Certa vez havia me dado um copo. Não sei o motivo pelo qual ele se tornou o presente mais especial de todos. Acho que era justamente por isso. Por não ter explicação e eu não ter essa necessidade de resposta. Quem disse que não é possível amar um copo? Eu o amava e o protegia. E bebia daquela água sem medo algum (mentira, sempre há o medo intrínseco). Mas, de verdade, ninguém poderia sequer encostar. Até que, um dia, ela foi abrir a geladeira de novo. Ao acaso, estava eu próximo, nem sei fazendo o quê. Repetia que queria beber água. Talvez nem tivesse sede; acho que não lembrava que havia bebido minutos atrás. Estava arrumada para sair. Foi andando em direção à bandeja, e ele estava lá. Como se fosse apenas mais um no meio de outros, mas nem era. Destacava-se logo. Alto, bonito, diferente, cheio de arte, a boca grande. Lindo, lindo. Uma perna após a outra nem sempre é a melhor forma de andar, ainda mais quando se faz uso de uma bengala, um suporte, pode ser que tudo se confunda. Cambaleante. É tanto que tropeçou e bateu com tudo na bandeja. E eu o vi balançar, hesitar.
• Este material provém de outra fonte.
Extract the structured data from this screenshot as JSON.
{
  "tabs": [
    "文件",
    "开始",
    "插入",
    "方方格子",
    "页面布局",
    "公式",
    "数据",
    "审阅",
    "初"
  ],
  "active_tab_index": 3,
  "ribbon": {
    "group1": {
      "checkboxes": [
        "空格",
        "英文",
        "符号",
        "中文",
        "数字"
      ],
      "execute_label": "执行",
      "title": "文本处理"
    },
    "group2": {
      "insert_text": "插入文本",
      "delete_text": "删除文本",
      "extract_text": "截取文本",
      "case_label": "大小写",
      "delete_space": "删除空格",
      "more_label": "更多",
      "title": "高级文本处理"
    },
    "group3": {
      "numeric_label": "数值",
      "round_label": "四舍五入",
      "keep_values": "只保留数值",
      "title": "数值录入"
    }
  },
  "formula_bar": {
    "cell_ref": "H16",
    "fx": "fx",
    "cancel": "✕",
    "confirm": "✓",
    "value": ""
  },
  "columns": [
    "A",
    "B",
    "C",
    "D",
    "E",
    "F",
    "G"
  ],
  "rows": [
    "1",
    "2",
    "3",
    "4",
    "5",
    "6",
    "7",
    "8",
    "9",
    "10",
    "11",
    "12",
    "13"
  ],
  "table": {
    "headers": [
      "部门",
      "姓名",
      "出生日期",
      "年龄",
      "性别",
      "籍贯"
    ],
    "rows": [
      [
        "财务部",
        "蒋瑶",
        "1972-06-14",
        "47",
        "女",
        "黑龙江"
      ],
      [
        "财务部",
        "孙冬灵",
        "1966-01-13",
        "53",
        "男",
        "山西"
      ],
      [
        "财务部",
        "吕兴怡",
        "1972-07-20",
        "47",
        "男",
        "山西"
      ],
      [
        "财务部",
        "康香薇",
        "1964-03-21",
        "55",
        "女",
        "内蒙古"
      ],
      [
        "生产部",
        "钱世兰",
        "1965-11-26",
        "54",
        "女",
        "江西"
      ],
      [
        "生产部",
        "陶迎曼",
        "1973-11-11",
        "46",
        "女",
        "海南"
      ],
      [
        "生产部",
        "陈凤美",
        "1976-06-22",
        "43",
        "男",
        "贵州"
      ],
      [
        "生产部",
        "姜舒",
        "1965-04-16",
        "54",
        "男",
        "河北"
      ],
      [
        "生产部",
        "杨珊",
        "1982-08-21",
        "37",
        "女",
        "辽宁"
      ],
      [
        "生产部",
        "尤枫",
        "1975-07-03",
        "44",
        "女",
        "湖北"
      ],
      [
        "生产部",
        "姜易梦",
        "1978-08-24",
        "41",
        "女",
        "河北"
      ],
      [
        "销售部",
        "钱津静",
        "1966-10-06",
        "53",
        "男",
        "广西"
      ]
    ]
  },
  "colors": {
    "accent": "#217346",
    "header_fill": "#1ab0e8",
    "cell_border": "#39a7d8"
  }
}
Foi para um lado, foi para o outro, não sabia se caía ou não caía. E eu corri. Não mais que quatro passos. Ela quase cai dessa vez. Todos os outros caíram, e eu só consegui salvar ele. Só ele. E ele já estava quase caindo. Ela conseguiu segurar-se. E eu o abracei. “Vó, cuidado, a senhora quase quebra o meu copo!”. Eu abracei tão forte que quase o quebrei eu mesmo. Daí, decidi que nunca mais beberia nele. Guardei-o no fundo do meu guarda-roupa.